Entuity has a generic virtual switch type that supports the 3 types of VMware vSwitch:
- VMware standard vSwitch. This is usually deployed for standalone VMware hypervisors.
- VMware distributed vSwitch. This is a distributed vSwitch provided by VMware that, for example, allows multiple hypervisors to connect to a shared distributed switch, and supports vMotion, DRS.
- Cisco Nexus 1000v. This provides the same functionality as the VMware distributed vSwitch, but with greatly enhanced configuration options and performance operations - in effect, the same functionality as a physical Nexus switch.
A virtual switch is a logical entity comprising virtual port groups, both standard and distributed. Virtual port groups contain virtual ports and (for example) their VLAN assignments, port profiles. Virtual switch ports can connect to the following:
- internal management ports (vmk ports). These can be used for hypervisor to VMware vCenter access, direct management access, dedicated vMotion links, high availability.
- uplinks. These are the real physical NICs on the various hypervisors belonging to the vSwitch.
- VM VNICs. These ports are connected to specific VM's virtual NICs. VMs can have multiple VNICs connected to different virtual switches and/or virtual switch virtual port groups (VPGs). VPGs contain virtual ports (and VLAN assignments, port profiles), and typically serve dedicated classes of traffic, e.g. application traffic, administration, vMotion traffic.
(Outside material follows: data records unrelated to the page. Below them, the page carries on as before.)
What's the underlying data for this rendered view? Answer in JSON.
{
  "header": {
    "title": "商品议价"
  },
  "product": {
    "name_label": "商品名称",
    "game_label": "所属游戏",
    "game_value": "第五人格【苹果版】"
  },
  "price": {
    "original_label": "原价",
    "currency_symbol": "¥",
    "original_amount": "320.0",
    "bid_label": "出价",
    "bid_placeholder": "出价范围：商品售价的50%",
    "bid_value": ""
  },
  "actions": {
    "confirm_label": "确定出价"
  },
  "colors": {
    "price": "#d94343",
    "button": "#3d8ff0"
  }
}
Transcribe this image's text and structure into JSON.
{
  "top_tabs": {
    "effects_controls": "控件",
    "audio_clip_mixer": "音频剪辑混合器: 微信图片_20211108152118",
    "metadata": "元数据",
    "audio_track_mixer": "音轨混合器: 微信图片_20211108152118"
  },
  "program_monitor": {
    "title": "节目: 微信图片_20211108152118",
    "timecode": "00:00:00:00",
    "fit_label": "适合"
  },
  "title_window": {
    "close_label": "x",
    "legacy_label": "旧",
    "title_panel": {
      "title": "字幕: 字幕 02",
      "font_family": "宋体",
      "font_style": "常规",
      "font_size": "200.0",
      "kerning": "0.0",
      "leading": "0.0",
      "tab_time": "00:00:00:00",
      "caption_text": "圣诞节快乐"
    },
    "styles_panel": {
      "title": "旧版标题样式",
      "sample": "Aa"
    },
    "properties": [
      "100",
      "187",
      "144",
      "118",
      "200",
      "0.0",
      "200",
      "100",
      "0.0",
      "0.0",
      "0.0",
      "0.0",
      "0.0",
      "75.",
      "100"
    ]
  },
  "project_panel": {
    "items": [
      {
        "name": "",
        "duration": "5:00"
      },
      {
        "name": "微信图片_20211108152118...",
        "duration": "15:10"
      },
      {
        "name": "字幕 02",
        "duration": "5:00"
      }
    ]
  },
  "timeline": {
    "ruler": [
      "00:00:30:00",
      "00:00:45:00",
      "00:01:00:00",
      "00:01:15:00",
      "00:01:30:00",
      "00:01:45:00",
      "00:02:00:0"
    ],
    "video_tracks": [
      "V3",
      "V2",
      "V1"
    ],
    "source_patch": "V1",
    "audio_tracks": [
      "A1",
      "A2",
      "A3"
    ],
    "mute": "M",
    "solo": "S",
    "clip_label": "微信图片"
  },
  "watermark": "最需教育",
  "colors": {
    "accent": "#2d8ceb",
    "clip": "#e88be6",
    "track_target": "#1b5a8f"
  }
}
To find the physical NIC to physical switch port connection
Entuity locates the physical NIC to physical switch port connection through CDP (the VMware XML-API offers data received by its CDP listeners on each hypervisor PNIC). These connections are not displayed if:
- the hypervisors are connected to non-Cisco switches, or
- CDP is blocked, or
- Entuity is not managing the access switch.
To manage Cisco Nexus 1000V vSwitches
Entuity supports two methods for managing Cisco Nexus 1000V vSwitches:
- as an extension of VMware hypervisor support.
- as a separately managed device:
- managed as though it were a physical Cisco Nexus Switch.
- port level traffic volume monitoring.
- configuration upload, change alerting, policy violation.
- traffic analysis using Integrated Flow Analyzer (IFA) does to the individual port.
vSwitches are not automatically discovered and SNMP polled as switch devices. You must instead specifically add a vSwitch as a device, e.g. through the Add Asset form accessed on the Managed Assets page.
You can use both methods to manage a device and Entuity will link the resultant data between the Summary dashboards of both the SNMP-polled switch device and the vSwitch.